In this guest post, Andrew Dix discusses ten cinematic adaptations of US novels
Film, right from its beginnings very late in the nineteenth century, has been obsessed with literature. Literary adaptation appealed to early filmmakers as a source of cultural respectability: the first movies were shown in venues of popular entertainment such as fairgrounds and circuses, and an association with literature, it was felt, would give film greater artistic prestige. Literature, and novels in particular, also offered a ready source of stories to feed the new medium’s appetite for narrative material.
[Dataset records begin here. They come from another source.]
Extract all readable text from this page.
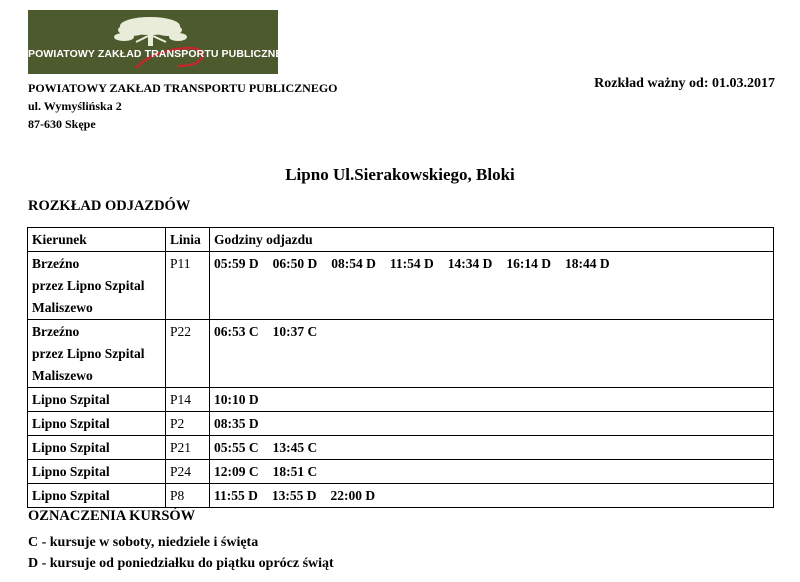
POWIATOWY ZAKŁAD TRANSPORTU PUBLICZNEGO
POWIATOWY ZAKŁAD TRANSPORTU PUBLICZNEGO
ul. Wymyślińska 2
87-630 Skępe
Rozkład ważny od: 01.03.2017
Lipno Ul.Sierakowskiego, Bloki
ROZKŁAD ODJAZDÓW
Kierunek	Linia	Godziny odjazdu

Brzeźno
przez Lipno Szpital
Maliszewo	P11	05:59 D 06:50 D 08:54 D 11:54 D 14:34 D 16:14 D 18:44 D

Brzeźno
przez Lipno Szpital
Maliszewo	P22	06:53 C 10:37 C

Lipno Szpital	P14	10:10 D

Lipno Szpital	P2	08:35 D

Lipno Szpital	P21	05:55 C 13:45 C

Lipno Szpital	P24	12:09 C 18:51 C

Lipno Szpital	P8	11:55 D 13:55 D 22:00 D
OZNACZENIA KURSÓW
C - kursuje w soboty, niedziele i święta
D - kursuje od poniedziałku do piątku oprócz świąt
It was not only English, French and other European novels that proved attractive to these pioneering filmmakers, but American novels too. The earliest screen version of Uncle Tom’s Cabin appeared in 1903, condensing Harriet Beecher Stowe’s long novel into nineteen minutes. Louisa M. Alcott’s Little Women made the first of many appearances on film in 1917; Twain’s Huckleberry Finn debuted in cinemas in 1920. Herman Melville’s Moby Dick was adapted for the first time in 1926, as a silent movie entitled The Sea Beast. There are several curious things about this adaptation, one being that it was remade as a ‘talkie’ four years later (this time called Moby Dick), another that it invented a half-brother for Captain Ahab and gave him the unlikely name of Derek.